Compte-rendu de la délégation de la coordination parisienne des sans-papiers

  • COMPTE-RENDU DE LA DÉLÉGATION DE LA COORDINATION PARISIENNE
  • DES SANS-PAPIERS (CSP75) A L’AMBASSADE DE GRECE A PARIS

le 21 février 2014-02-25

  •  A l’issue de la manifestation organisée à l’appel de la CSP75
  • afin de dénoncer la responsabilité du gouvernement grec et les politiques européennes
  • pour leurs traitements inhumains contre les migrants.

Image

Trois délégués choisis par la Coordination des Sans-papiers 75 se rendent à l’Ambassade, rue Vacquerie (75016), à 50 mètres du rassemblement que nous formons au terme de la manif, où des camarades grecs sont venus soutenir les Sans-papiers: Koné ( SP17ème), Camara (CSP 18ème) et François (Diel). Nous sommes reçus par un conseiller de l’Ambassadeur, Monsieur Gaspar VLAHAKIS, à l’accueil, où toute la conversation se déroulera debout, Monsieur Vlahakis ayant sûrement prévu d’en finir vite : nous resterons une bonne heure à lui présenter les raisons de la manifestation auprès de l’ambassade grecque et les revendications des sans-papiers et migrants.

Nous lui disons d’abord la colère et la révolte des Sans-papiers et migrants en Grèce, en Europe, et pour ce qui nous concerne, en France et à Paris, face au naufrage en mer Egée, d’un bateau de réfugiés d’Afghanistan et de Syrie. Et surtout pour deux raisons : la première est que le bateau se trouvait en zone territoriale grecque, et dans ce cas, les accords de Genève sur le droit d’asile obligent l’Etat concerné à l’accueil en vue de l’examen de leur demande d’asile. Or le bateau a été remorqué par la garde-côtière dans les eaux turques, en toute illégalité ! La deuxième, est que le garde-côtière a donné au remorquage une telle vitesse et a slalomé comme s’il tirait un skieur nautique, si bien que la frêle embarcation portant 24 afghans et 3 syriens, a eu vite fait de couler. Ce 21 janvier 2014, 12 personnes, 3 femmes et 9 enfants, ont péri noyées à proximité de l’île de Farmakonisi ( en grec, cela signifie « Le remède » !). Pour nous, si cela s’est passé ainsi, c’est un crime. Nous nous appuyons sur la foi d’un article du « Monde » du 1er février 2014.

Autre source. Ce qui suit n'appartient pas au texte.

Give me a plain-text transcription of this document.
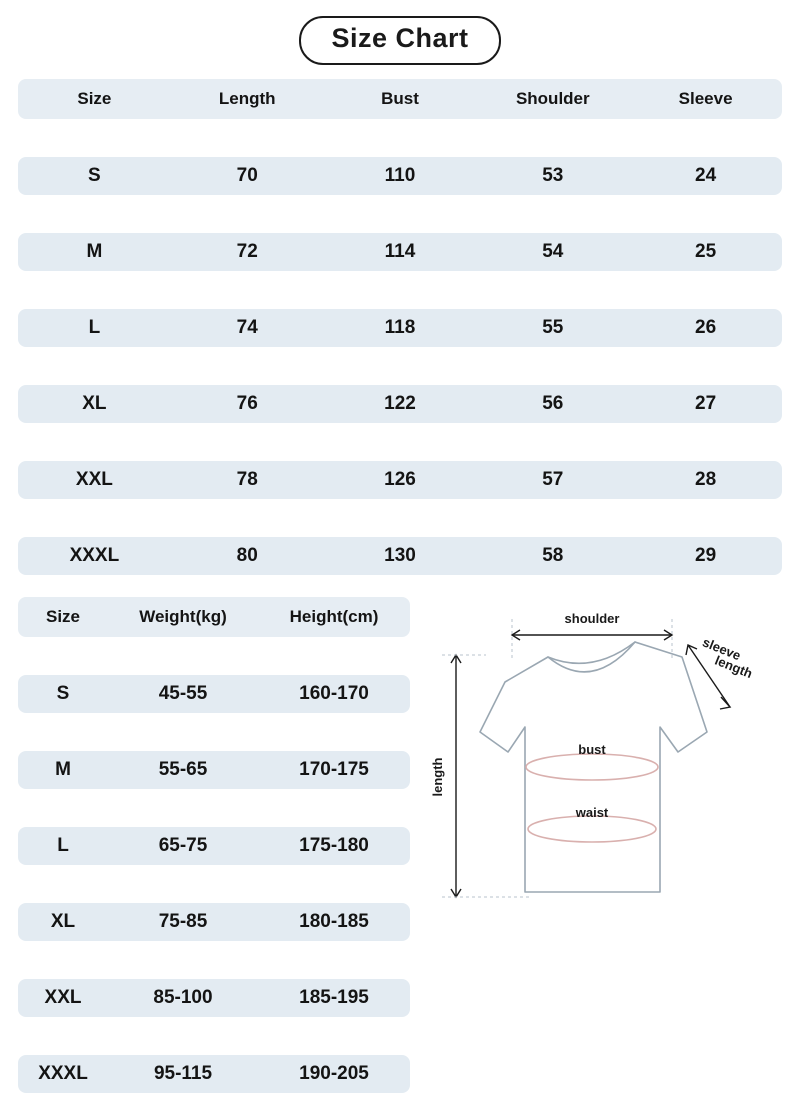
Size Chart
Size	Length	Bust	Shoulder	Sleeve

S	70	110	53	24

M	72	114	54	25

L	74	118	55	26

XL	76	122	56	27

XXL	78	126	57	28

XXXL	80	130	58	29
Size	Weight(kg)	Height(cm)

S	45-55	160-170

M	55-65	170-175

L	65-75	175-180

XL	75-85	180-185

XXL	85-100	185-195

XXXL	95-115	190-205
shoulder
sleeve
length
length
bust
waist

Monsieur Vlahakis convient que c’est un drame, et que si cela s’est passé comme le relate le « Monde », la justice fera son travail, et les sanctions prises en conséquence. Mais pour l’instant, l’enquête est à son commencement, il promet qu’elle ira jusqu’au bout, la Grèce est un Etat de droit, et nous saurons la vérité. On peut faire confiance aux media, qui en Grèce sont complètement libres, et l’on peut compter sur l’opposition, qui est aujourd’hui offensive, vu la situation dans le pays, pour ne faire aucun cadeau au gouvernement, et qui trouvera matière avec ce drame à le pousser dans ses retranchements.

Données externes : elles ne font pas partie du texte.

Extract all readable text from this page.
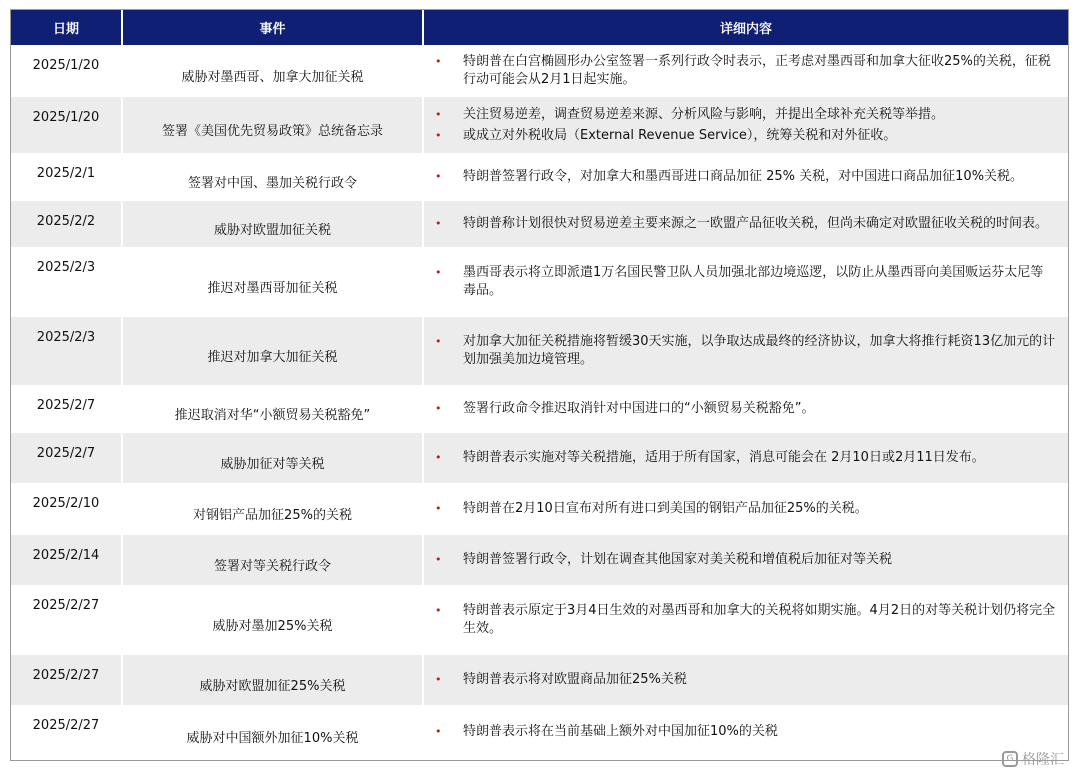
日期	事件	详细内容
2025/1/20	威胁对墨西哥、加拿大加征关税	• 特朗普在白宫椭圆形办公室签署一系列行政令时表示，正考虑对墨西哥和加拿大征收25%的关税，征税行动可能会从2月1日起实施。

2025/1/20	签署《美国优先贸易政策》总统备忘录	• 关注贸易逆差，调查贸易逆差来源、分析风险与影响，并提出全球补充关税等举措。
• 或成立对外税收局（External Revenue Service），统筹关税和对外征收。

2025/2/1	签署对中国、墨加关税行政令	• 特朗普签署行政令，对加拿大和墨西哥进口商品加征 25% 关税，对中国进口商品加征10%关税。

2025/2/2	威胁对欧盟加征关税	• 特朗普称计划很快对贸易逆差主要来源之一欧盟产品征收关税，但尚未确定对欧盟征收关税的时间表。

2025/2/3	推迟对墨西哥加征关税	• 墨西哥表示将立即派遣1万名国民警卫队人员加强北部边境巡逻，以防止从墨西哥向美国贩运芬太尼等毒品。

2025/2/3	推迟对加拿大加征关税	• 对加拿大加征关税措施将暂缓30天实施，以争取达成最终的经济协议，加拿大将推行耗资13亿加元的计划加强美加边境管理。

2025/2/7	推迟取消对华“小额贸易关税豁免”	• 签署行政命令推迟取消针对中国进口的“小额贸易关税豁免”。

2025/2/7	威胁加征对等关税	• 特朗普表示实施对等关税措施，适用于所有国家，消息可能会在 2月10日或2月11日发布。

2025/2/10	对钢铝产品加征25%的关税	• 特朗普在2月10日宣布对所有进口到美国的钢铝产品加征25%的关税。

2025/2/14	签署对等关税行政令	• 特朗普签署行政令，计划在调查其他国家对美关税和增值税后加征对等关税

2025/2/27	威胁对墨加25%关税	• 特朗普表示原定于3月4日生效的对墨西哥和加拿大的关税将如期实施。4月2日的对等关税计划仍将完全生效。

2025/2/27	威胁对欧盟加征25%关税	• 特朗普表示将对欧盟商品加征25%关税

2025/2/27	威胁对中国额外加征10%关税	• 特朗普表示将在当前基础上额外对中国加征10%的关税
G 格隆汇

Nous répliquons qu’il n’y a pas que le « Monde » pour avoir donné l’information, il y a surtout le témoignage des survivants qui non seulement confirment que cela s’est passé ainsi, mais aussi ajoutent qu’eux mêmes  ont eu beaucoup de mal pour être tirés de l’eau, les garde-côtiers refusant de leur envoyer des gilets de sauvetage, tentant même  de les empêcher de monter à bord en les frappant et en les injuriant. Nous protestons énergiquement contre ces conduites barbares, visiblement xénophobes, qui contredisent brutalement l’obligation de sauver des personnes en danger de mort. Cela est d’autant plus condamnable qu’il s’agit de la marine nationale grecque.

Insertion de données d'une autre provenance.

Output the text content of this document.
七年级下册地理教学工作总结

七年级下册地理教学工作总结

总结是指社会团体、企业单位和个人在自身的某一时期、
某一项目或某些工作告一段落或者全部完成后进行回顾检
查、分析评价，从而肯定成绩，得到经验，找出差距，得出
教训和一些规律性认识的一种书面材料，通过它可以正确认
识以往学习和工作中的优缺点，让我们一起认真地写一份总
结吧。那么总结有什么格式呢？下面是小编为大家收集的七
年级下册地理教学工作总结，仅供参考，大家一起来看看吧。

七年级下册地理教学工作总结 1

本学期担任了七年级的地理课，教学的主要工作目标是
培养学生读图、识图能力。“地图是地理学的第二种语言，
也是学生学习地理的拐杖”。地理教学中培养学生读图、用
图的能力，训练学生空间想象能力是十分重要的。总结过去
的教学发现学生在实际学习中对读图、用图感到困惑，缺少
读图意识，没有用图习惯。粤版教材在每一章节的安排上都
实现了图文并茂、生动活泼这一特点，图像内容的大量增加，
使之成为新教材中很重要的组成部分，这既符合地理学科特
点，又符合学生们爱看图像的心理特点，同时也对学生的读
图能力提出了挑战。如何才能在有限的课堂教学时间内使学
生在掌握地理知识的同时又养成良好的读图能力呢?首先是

Monsieur Vlahakis se replie d’abord derrière l’argument qu’il faut attendre les résultats de l’enquête. Les témoignages sont par nature toujours à recouper pour prétendre à quelque vérité. Puis il développe deux séries d’arguments. Le premier consiste à invoquer la responsabilité des migrants dans leur malheur. Il connaît bien la Méditerranée, il sait qu’elle est une mer dangereuse, les migrants doivent savoir qu’ils prennent des risques. Ils doivent savoir aussi qu’ils se mettent entre les mains de réseaux mafieux qui n’assureront pas leur sécurité…A cela, nous, la CSP, nous répondons immédiatement que le naufrage n’a pas eu lieu à cause de la mer en tempête ou d’une navigation inconsciente, mais à cause d’un comportement de refoulement des migrants par la marine grecque !… Réponse : l’enquête le dira. En tous cas, poursuit-il, il n’y a jamais un risque zéro. Monsieur Vlahakis cite un proverbe grec : « le vase va à la source deux fois : une fois il casse » !  Ainsi, quand on s’engage dans ce genre d’aventures, il faut s’attendre à de l’imprévisible. On ne peut tout renvoyer à une responsabilité grecque.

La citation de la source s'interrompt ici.